In der zweiten Halbzeit drehte Platini dann auf und erzielte seinen zweiten Hattrick des Turniers. Erst stand er am zweiten Pfosten nach einer flachen Flanke bereit, wenige Minuten später verwertete er auch eine hohe Flanke bravourös. Das 3:1 gelang ihm per gefühlvollem Freistoß-Chip aus 18 Metern Torentfernung.

Frankreich wird den Erwartungen gerecht

Anders als viele andere Stars der Fußballgeschichte nahm sich Platini nicht jeden Freistoß selbst an. Wie auch in seinem restlichen Spiel war er sich seinen Stärken und Schwächen bewusst und ließ so häufig Mitspieler Standards treten, wenn er die Position nicht für ihn geeignet empfand. Anstelle „Verantwortung zu übernehmen“, half er der Mannschaft, indem er sicherstellte, dass der beste verfügbare Spieler den ruhenden Ball tritt. Im späteren Turnierverlauf wird er das noch einmal selber sein.

Vor dem 3:1-Comeback-Sieg gegen Jugoslawien gewann Frankreich bereits seine ersten beiden Gruppenspiele gegen Dänemark und Belgien. Gegen die Dänen, die letztlich auch Platz Zwei in der Gruppe belegte, holte man einen 1:0-Auftaktsieg. Torschütze: Platini. In der 78. Minute erahnt er einen abgeprellten Ball am Sechzehnerrand, kommt sofort zum Abschluss und durch ein glückliches Abfälschen wird der Schuss unhaltbar. 

Beim 5:0 gegen Belgien fiel Platinis erstes Tor nach einem ähnlichen Muster. Hier erahnte er einen Abpraller nach einem Freistoß und schoss sofort in den halbleeren Kasten ein. Nach einem in die Tormitte gezimmerten Elfmeter vollendete Platini eine super Leistung mit einem überragenden Kopfball gegen die Laufrichtung vom Elfmeterpunkt.

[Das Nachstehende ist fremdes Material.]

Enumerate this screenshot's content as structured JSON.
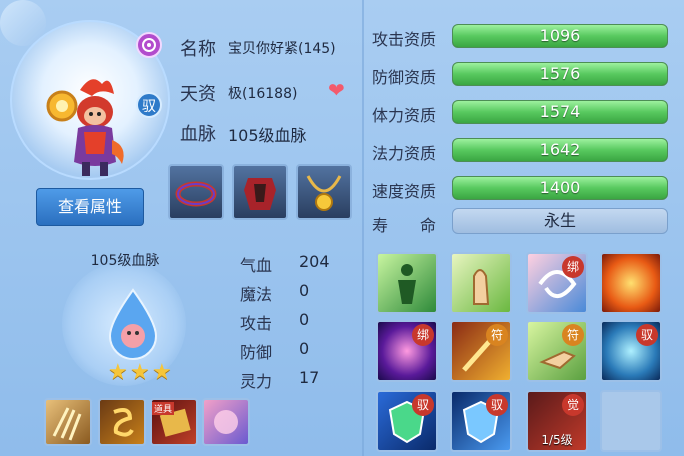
{
  "pet": {
    "name_label": "名称",
    "name_value": "宝贝你好紧(145)",
    "aptitude_label": "天资",
    "aptitude_value": "极(16188)",
    "bloodline_label": "血脉",
    "bloodline_value": "105级血脉",
    "bind_badge": "驭",
    "view_attributes_button": "查看属性"
  },
  "bloodline_panel": {
    "title": "105级血脉",
    "stars": 3,
    "star_glyph": "★"
  },
  "stats": [
    {
      "label": "气血",
      "value": "204"
    },
    {
      "label": "魔法",
      "value": "0"
    },
    {
      "label": "攻击",
      "value": "0"
    },
    {
      "label": "防御",
      "value": "0"
    },
    {
      "label": "灵力",
      "value": "17"
    }
  ],
  "aptitudes": [
    {
      "label": "攻击资质",
      "value": "1096",
      "fill": 1.0
    },
    {
      "label": "防御资质",
      "value": "1576",
      "fill": 1.0
    },
    {
      "label": "体力资质",
      "value": "1574",
      "fill": 1.0
    },
    {
      "label": "法力资质",
      "value": "1642",
      "fill": 1.0
    },
    {
      "label": "速度资质",
      "value": "1400",
      "fill": 1.0
    }
  ],
  "lifespan": {
    "label": "寿　　命",
    "value": "永生"
  },
  "small_skills": [
    {
      "icon": "claw-strike-icon",
      "tag": ""
    },
    {
      "icon": "golden-symbol-icon",
      "tag": ""
    },
    {
      "icon": "scroll-icon",
      "tag": "道具"
    },
    {
      "icon": "pink-aura-icon",
      "tag": ""
    }
  ],
  "skills": [
    {
      "icon": "green-silhouette-icon",
      "tag": "",
      "tag_color": "",
      "level": ""
    },
    {
      "icon": "praying-hand-icon",
      "tag": "",
      "tag_color": "",
      "level": ""
    },
    {
      "icon": "swirl-icon",
      "tag": "绑",
      "tag_color": "red",
      "level": ""
    },
    {
      "icon": "fireball-icon",
      "tag": "",
      "tag_color": "",
      "level": ""
    },
    {
      "icon": "vortex-icon",
      "tag": "绑",
      "tag_color": "red",
      "level": ""
    },
    {
      "icon": "sword-strike-icon",
      "tag": "符",
      "tag_color": "orange",
      "level": ""
    },
    {
      "icon": "pointing-hand-icon",
      "tag": "符",
      "tag_color": "orange",
      "level": ""
    },
    {
      "icon": "lion-spirit-icon",
      "tag": "驭",
      "tag_color": "red",
      "level": ""
    },
    {
      "icon": "green-shield-icon",
      "tag": "驭",
      "tag_color": "red",
      "level": ""
    },
    {
      "icon": "blue-shield-icon",
      "tag": "驭",
      "tag_color": "red",
      "level": ""
    },
    {
      "icon": "awaken-icon",
      "tag": "觉",
      "tag_color": "red",
      "level": "1/5级"
    },
    {
      "icon": "empty-slot",
      "tag": "",
      "tag_color": "",
      "level": ""
    }
  ]
}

Für einen Spieler mit einer Körpergröße von 1,72m war Platini in der Luft überraschend gut. Neben seinen klugen Laufwegen, die ihn im Strafraum viel Abstand zum Gegenspieler bescherten, war es seine Technik, die äußerst sauber daherkam. Das galt tatsächlich für sein gesamtes Spiel. Pass- und Schusstechnik waren schlicht fantastisch. Platinis präferierter Fuß war der rechte und so benutzte er diesen im Passspiel durchgehend. Im Abschluss wählte er allerdings auch häufig den linken. Den Vorteil eines schnellen Schusses versuchte der Franzose stets zu nutzen, schloss so oft direkt mit dem ersten Kontakt ab und mit beiden Füßen. Bemerkenswerterweise war zwischen den beiden Füßen kaum ein Qualitätsunterschied festzustellen.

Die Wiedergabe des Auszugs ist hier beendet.